By all accounts, those who have anything to do with gardening in the greater Towson area speak of him simply as "Wolfgang."

Born in Chemnitz, Germany in 1930, Oehme earned a landscape architecture degree at the University of Berlin before coming to the United States in 1957 and eventually joining Baltimore County's Department of Recreation and Parks.

Avery Harden was fairly new at his job 23 years ago when he convinced the the administration of Baltimore County Executive Dennis Rasmussen to convert the courthouse lawn into a garden.

Naturally, he was offended when Oehme sketched an alternative on the back of his original preliminary planting design, Harden said.

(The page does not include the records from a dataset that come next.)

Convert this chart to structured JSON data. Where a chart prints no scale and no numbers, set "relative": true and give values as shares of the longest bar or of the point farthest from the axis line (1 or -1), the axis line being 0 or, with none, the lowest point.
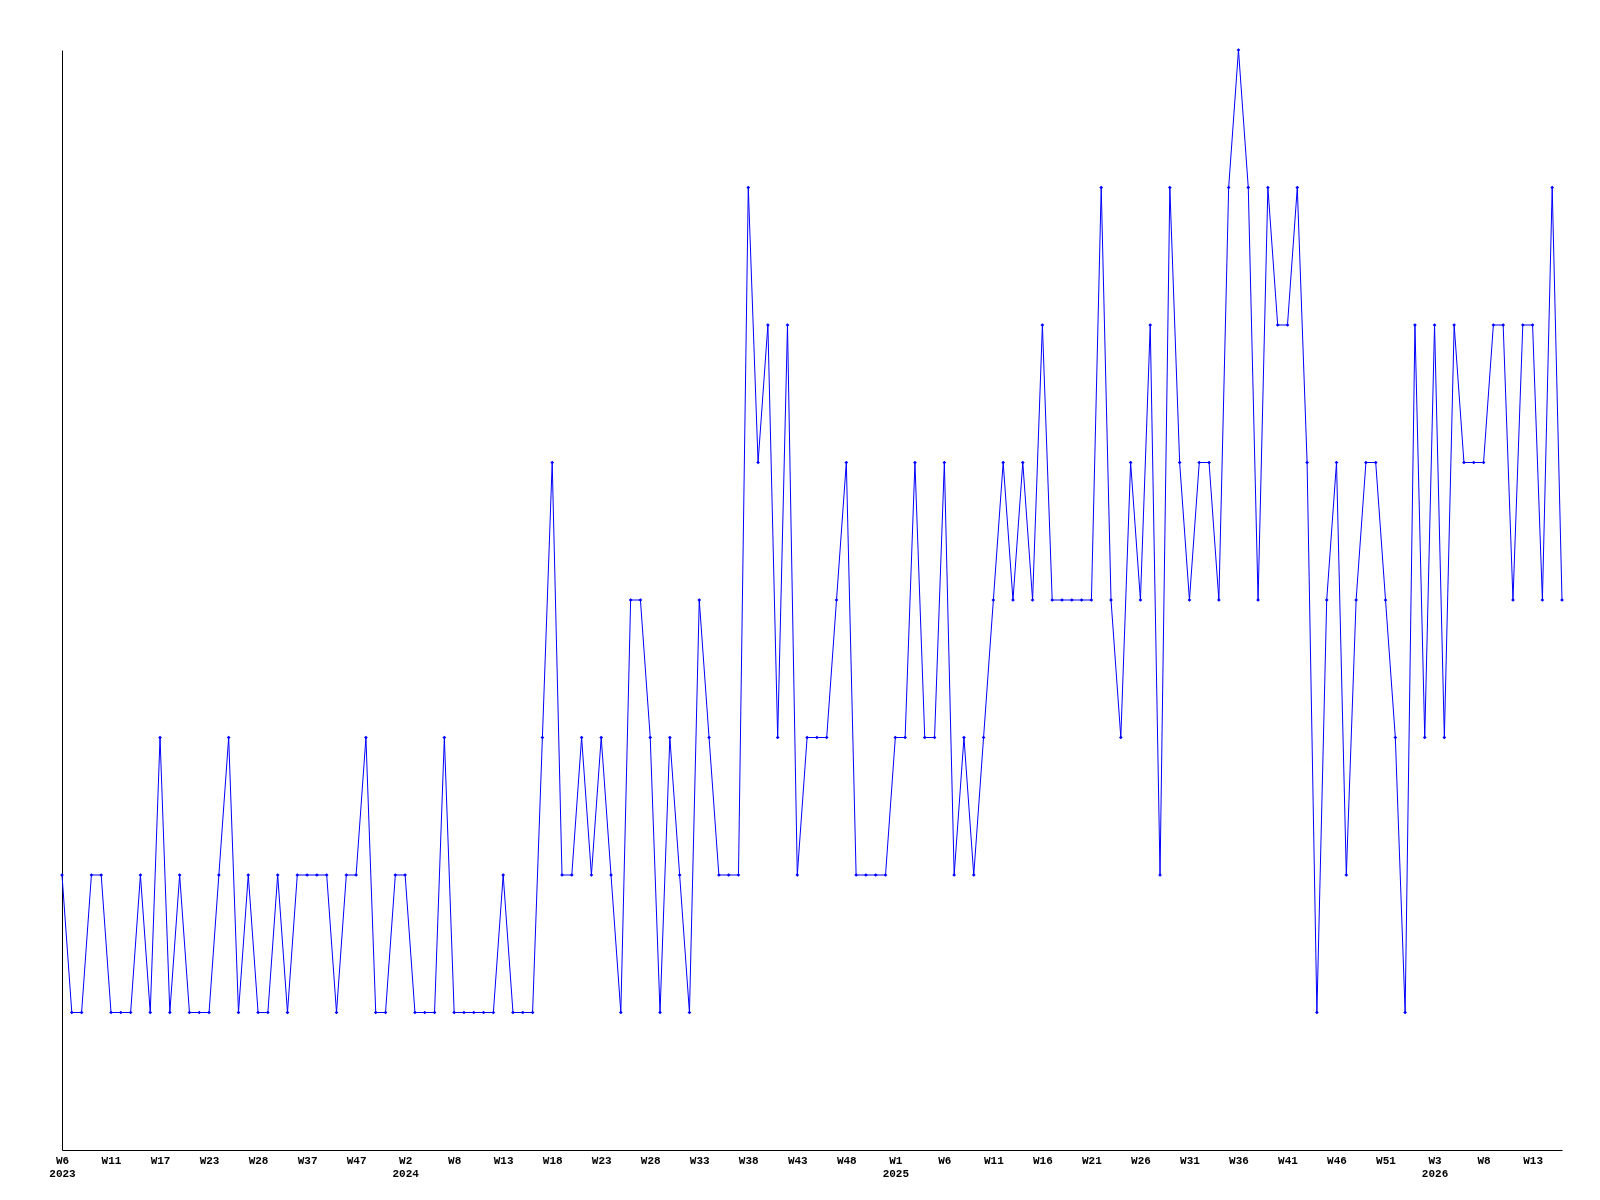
{
  "chart_data": {
    "type": "line",
    "relative": true,
    "marker": "diamond",
    "line_style": "solid",
    "grid": false,
    "legend": false,
    "tick_labels": "x",
    "categories": [
      "W6\n2023",
      null,
      null,
      null,
      null,
      "W11",
      null,
      null,
      null,
      null,
      "W17",
      null,
      null,
      null,
      null,
      "W23",
      null,
      null,
      null,
      null,
      "W28",
      null,
      null,
      null,
      null,
      "W37",
      null,
      null,
      null,
      null,
      "W47",
      null,
      null,
      null,
      null,
      "W2\n2024",
      null,
      null,
      null,
      null,
      "W8",
      null,
      null,
      null,
      null,
      "W13",
      null,
      null,
      null,
      null,
      "W18",
      null,
      null,
      null,
      null,
      "W23",
      null,
      null,
      null,
      null,
      "W28",
      null,
      null,
      null,
      null,
      "W33",
      null,
      null,
      null,
      null,
      "W38",
      null,
      null,
      null,
      null,
      "W43",
      null,
      null,
      null,
      null,
      "W48",
      null,
      null,
      null,
      null,
      "W1\n2025",
      null,
      null,
      null,
      null,
      "W6",
      null,
      null,
      null,
      null,
      "W11",
      null,
      null,
      null,
      null,
      "W16",
      null,
      null,
      null,
      null,
      "W21",
      null,
      null,
      null,
      null,
      "W26",
      null,
      null,
      null,
      null,
      "W31",
      null,
      null,
      null,
      null,
      "W36",
      null,
      null,
      null,
      null,
      "W41",
      null,
      null,
      null,
      null,
      "W46",
      null,
      null,
      null,
      null,
      "W51",
      null,
      null,
      null,
      null,
      "W3\n2026",
      null,
      null,
      null,
      null,
      "W8",
      null,
      null,
      null,
      null,
      "W13",
      null,
      null,
      null
    ],
    "series": [
      {
        "color": "#0000ff",
        "values": [
          0.25,
          0.125,
          0.125,
          0.25,
          0.25,
          0.125,
          0.125,
          0.125,
          0.25,
          0.125,
          0.375,
          0.125,
          0.25,
          0.125,
          0.125,
          0.125,
          0.25,
          0.375,
          0.125,
          0.25,
          0.125,
          0.125,
          0.25,
          0.125,
          0.25,
          0.25,
          0.25,
          0.25,
          0.125,
          0.25,
          0.25,
          0.375,
          0.125,
          0.125,
          0.25,
          0.25,
          0.125,
          0.125,
          0.125,
          0.375,
          0.125,
          0.125,
          0.125,
          0.125,
          0.125,
          0.25,
          0.125,
          0.125,
          0.125,
          0.375,
          0.625,
          0.25,
          0.25,
          0.375,
          0.25,
          0.375,
          0.25,
          0.125,
          0.5,
          0.5,
          0.375,
          0.125,
          0.375,
          0.25,
          0.125,
          0.5,
          0.375,
          0.25,
          0.25,
          0.25,
          0.875,
          0.625,
          0.75,
          0.375,
          0.75,
          0.25,
          0.375,
          0.375,
          0.375,
          0.5,
          0.625,
          0.25,
          0.25,
          0.25,
          0.25,
          0.375,
          0.375,
          0.625,
          0.375,
          0.375,
          0.625,
          0.25,
          0.375,
          0.25,
          0.375,
          0.5,
          0.625,
          0.5,
          0.625,
          0.5,
          0.75,
          0.5,
          0.5,
          0.5,
          0.5,
          0.5,
          0.875,
          0.5,
          0.375,
          0.625,
          0.5,
          0.75,
          0.25,
          0.875,
          0.625,
          0.5,
          0.625,
          0.625,
          0.5,
          0.875,
          1,
          0.875,
          0.5,
          0.875,
          0.75,
          0.75,
          0.875,
          0.625,
          0.125,
          0.5,
          0.625,
          0.25,
          0.5,
          0.625,
          0.625,
          0.5,
          0.375,
          0.125,
          0.75,
          0.375,
          0.75,
          0.375,
          0.75,
          0.625,
          0.625,
          0.625,
          0.75,
          0.75,
          0.5,
          0.75,
          0.75,
          0.5,
          0.875,
          0.5
        ]
      }
    ]
  }
}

"But after studying it obsessively, I realized I was looking at something revolutionary. ... I began to feel the relationships between the nuanced, wildly varying and contrasting plants. This was no static evergreen design I understood, but a daily changing kaleidoscope. I was transformed as a landscape architect. Today, one can travel all over the U.S., and the world for that matter, and find Wolfgang's influence."

"He leaves a huge legacy," said Stevenson resident Carol Oppenheimer, Oehme's best friend and colleague. In recent years "we did fantastic work and a lot of it" as partners in WOCO Organic Gardens, she said. He was the "WO" and she was the" CO."

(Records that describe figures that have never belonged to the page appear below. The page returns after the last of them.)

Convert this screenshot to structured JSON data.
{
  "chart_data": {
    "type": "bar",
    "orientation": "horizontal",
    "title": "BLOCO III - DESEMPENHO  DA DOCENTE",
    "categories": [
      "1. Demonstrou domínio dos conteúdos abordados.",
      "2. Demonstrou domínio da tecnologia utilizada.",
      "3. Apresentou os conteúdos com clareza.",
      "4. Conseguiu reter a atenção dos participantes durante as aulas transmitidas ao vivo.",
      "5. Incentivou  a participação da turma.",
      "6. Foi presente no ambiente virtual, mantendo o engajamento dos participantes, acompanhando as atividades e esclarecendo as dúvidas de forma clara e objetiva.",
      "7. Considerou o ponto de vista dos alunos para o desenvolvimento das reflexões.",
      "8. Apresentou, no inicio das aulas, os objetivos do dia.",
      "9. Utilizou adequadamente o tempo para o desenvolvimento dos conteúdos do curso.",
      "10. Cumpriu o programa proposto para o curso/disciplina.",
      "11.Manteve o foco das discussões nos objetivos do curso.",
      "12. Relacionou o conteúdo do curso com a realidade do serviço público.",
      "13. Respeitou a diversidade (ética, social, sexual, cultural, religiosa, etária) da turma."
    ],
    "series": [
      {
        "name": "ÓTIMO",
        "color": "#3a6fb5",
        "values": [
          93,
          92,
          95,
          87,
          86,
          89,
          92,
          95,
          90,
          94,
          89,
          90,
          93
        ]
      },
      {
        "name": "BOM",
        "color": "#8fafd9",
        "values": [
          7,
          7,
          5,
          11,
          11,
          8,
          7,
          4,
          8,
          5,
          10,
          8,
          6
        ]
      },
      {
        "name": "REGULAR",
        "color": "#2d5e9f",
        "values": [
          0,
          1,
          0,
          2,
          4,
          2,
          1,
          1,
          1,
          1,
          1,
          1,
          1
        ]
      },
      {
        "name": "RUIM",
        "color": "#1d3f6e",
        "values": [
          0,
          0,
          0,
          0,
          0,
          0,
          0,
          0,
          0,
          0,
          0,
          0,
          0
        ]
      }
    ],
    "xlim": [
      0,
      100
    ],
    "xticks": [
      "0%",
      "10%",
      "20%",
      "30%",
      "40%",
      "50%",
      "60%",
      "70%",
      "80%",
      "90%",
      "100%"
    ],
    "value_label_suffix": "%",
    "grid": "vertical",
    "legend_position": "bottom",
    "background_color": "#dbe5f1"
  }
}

"His work was innovative, daring and unique," Oppenheimer said. "He viewed himself as an artist: Painting with plants was his medium. His style was very powerful and dramatic. His aesthetic was contemporary, very modernist. His ebullient planting plans of ornamental grasses and perennials contrasted with his almost severe hardscaping designs and helped to soften them."

Oehme was fascinated with the natural world and had enormous respect and love for it before it became fashionable, she said.

"He was very observant and very gentle with small creatures, really with all things and people, too. But he was confident and passionate about his work and did not suffer fools gladly. Poor garden maintenance drove him to distraction as did what he called 'silly' design."

Although he was a landscape architect of international stature, Oehme loved Towson and tenderly maintained his gardens in the area, Oppenheimer said.

The operative word was "his" gardens, noted Dorrie Wilfong, a long term chairman of Towson Gardens Day and a friend.

"What I loved about Wolfgang was that every garden he did — and there were thousands of them, private and public — became his," Wilfong said.

Longtime Murray Hill Garden Club member Pauline Vollmer, a close friend, can attest to that. In 1963, Oehme designed a garden for the Vollmers that was "innovative and full of wonderful ideas," she said.

When it was done, he was never done, she said. "He would show up and put something new in. He did that to me more than anybody, but I don't think that is a bad quality. Gardens were his life. He was studying and we were learning."

A garden by Oehme also came with visitors, she said. She hosted garden people from Japan, South America, England, Canada, from all over the world, she said. "They came to see his designs because they were different."

Oehme was known to plant perennials, ornamental grasses and trees completely on his own, for the love of it.

His grasses and flowers line the median strip of North Charles Street between Bellona Avenue and Kenilworth Drive.

"When you look at the county today and see all the three season grasses, that all came from Wolfgang," Wilfong said.

But he didn't plant azaleas. Years ago the azalea was voted Towson's official flower, even though it was a shrub, she said.

"Wolfgang hated that. He used to say the azalea gives you only two weeks of flowers and then all you've got is a green bush."

He had a following of young people who were inspired by him and will see his legacy is not forgotten, Oppenheimer said.

"Working with him was an experience no one ever forgot. We all have stories of working soaked to the skin or deep in mud or trying to break through freezing ground."

Now he is gone.

"Seeing this powerful, energetic man decline has been very painful," she said. "But he kept his dignity to the end and I think he died in peace. He was certainly surrounded by loving and caring friends, and he loved that."